Published on November 5th, 2013 | by Joseph Iacoviello0
Facebook and Big Data
Facebook is a company that is constantly getting in trouble for privacy violations. To generate revenue, Facebook needs to sell the data you give them to advertisers. The more hits that Facebook can bring to advertisers, the more money Facebook gets. Because of this, Facebook has a vested interest in targeted marketing, meaning they crunch large sets of data in order to bring you ads you are more likely to click on. Facebook has designed algorithms to measure lots of different things about you, where you are most likely to live, where you probably work, and so on, but now a new research paper claims that Facebook can predict who is in a relationship with who and when they are going to break up
This paper, written by Jon Kleinberg, a computer scientist at Cornell University, and Lars Backstrom, a senior engineer at Facebook, will be presented at a social computing conference in February. This study used 1.3 million anonymous Facebook users at least 20 years of age and with between 50 and 2,000 Facebook friends. The study tracked these couples every two months over two years. This is a huge amount of data to analyze, about 379 million nodes and 8.6 billion links. Using this data, the researchers found that “embeddedness”, or how many mutual friends you and your significant other have, is actually not a very good indication of relationship status. They found a different method, called “dispersion”, is much more effective. Dispersion is the measure of how well connected a couple’s friends are. A couple with a high dispersion will have separate groups of friends that are not connected to each other. The algorithm that used dispersion to discover relationships was able to guess relationships with 60% accuracy. What is more interesting, however, is that when the algorithm failed it was often a sign that the couple was about to break up. A couple that declared a relationship but had a low dispersion were 50% more likely to break up in the next two months than couples with a high dispersion.

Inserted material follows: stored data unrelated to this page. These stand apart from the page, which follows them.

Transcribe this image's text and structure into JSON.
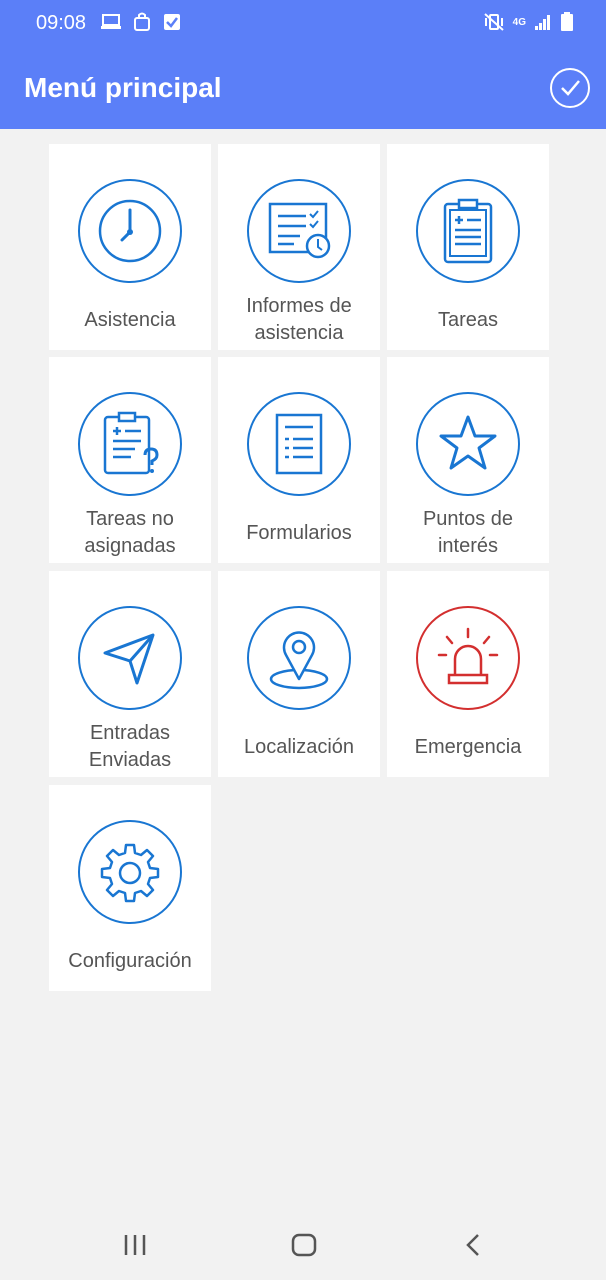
{
  "status_bar": {
    "time": "09:08",
    "network": "4G",
    "left_icons": [
      "laptop-icon",
      "shopping-bag-icon",
      "checkbox-icon"
    ],
    "right_icons": [
      "vibrate-mute-icon",
      "network-4g-icon",
      "signal-icon",
      "battery-icon"
    ]
  },
  "header": {
    "title": "Menú principal",
    "action_icon": "check-circle-icon"
  },
  "menu": {
    "items": [
      {
        "label": "Asistencia",
        "icon": "clock-icon",
        "color": "#1976d2"
      },
      {
        "label": "Informes de\nasistencia",
        "icon": "report-clock-icon",
        "color": "#1976d2"
      },
      {
        "label": "Tareas",
        "icon": "clipboard-icon",
        "color": "#1976d2"
      },
      {
        "label": "Tareas no\nasignadas",
        "icon": "clipboard-question-icon",
        "color": "#1976d2"
      },
      {
        "label": "Formularios",
        "icon": "form-icon",
        "color": "#1976d2"
      },
      {
        "label": "Puntos de\ninterés",
        "icon": "star-icon",
        "color": "#1976d2"
      },
      {
        "label": "Entradas\nEnviadas",
        "icon": "paper-plane-icon",
        "color": "#1976d2"
      },
      {
        "label": "Localización",
        "icon": "location-pin-icon",
        "color": "#1976d2"
      },
      {
        "label": "Emergencia",
        "icon": "siren-icon",
        "color": "#d32f2f"
      },
      {
        "label": "Configuración",
        "icon": "gear-icon",
        "color": "#1976d2"
      }
    ]
  },
  "nav_bar": {
    "icons": [
      "recent-apps-icon",
      "home-icon",
      "back-icon"
    ]
  },
  "colors": {
    "header_bg": "#5b7ff8",
    "page_bg": "#f2f2f2",
    "icon_blue": "#1976d2",
    "icon_red": "#d32f2f",
    "label_gray": "#555555"
  }
}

Large amounts of data, commonly referred to as “Big Data”, are routinely used to predict human behavior. For example, Twitter can use tweet timestamps to detect when most people in a certain region are asleep. Using nothing but the amount of traffic from a given area, Twitter has discovered that people in Istanbul don’t sleep much in August, and the citizens of Sao Paulo, Brazil take a siesta after lunch. Interestingly enough, this type of data isn’t violating any privacy laws, because “Big Data” doesn’t need your name. Personal information is often referred to as “white noise” by people who gather Big Data. Whether or not Big Data is infringing your privacy is still a matter of opinion. Big Data is most useful when gathering information about a certain population, like Twitter’s discovery of sleeping hours, or searching for patterns in social circles, like Facebook predicting when couples will break up. On the other hand, this is exactly the type of data that the NSA is collecting using their Prism program, which many people argue does violate privacy. Unfortunately, whether you think it violates your privacy or not, there is very little you can do about data collection in this world. Everything is tracked in this information age, from census data to browsing history. In today’s world, there is no possible way that you can’t end up on some database.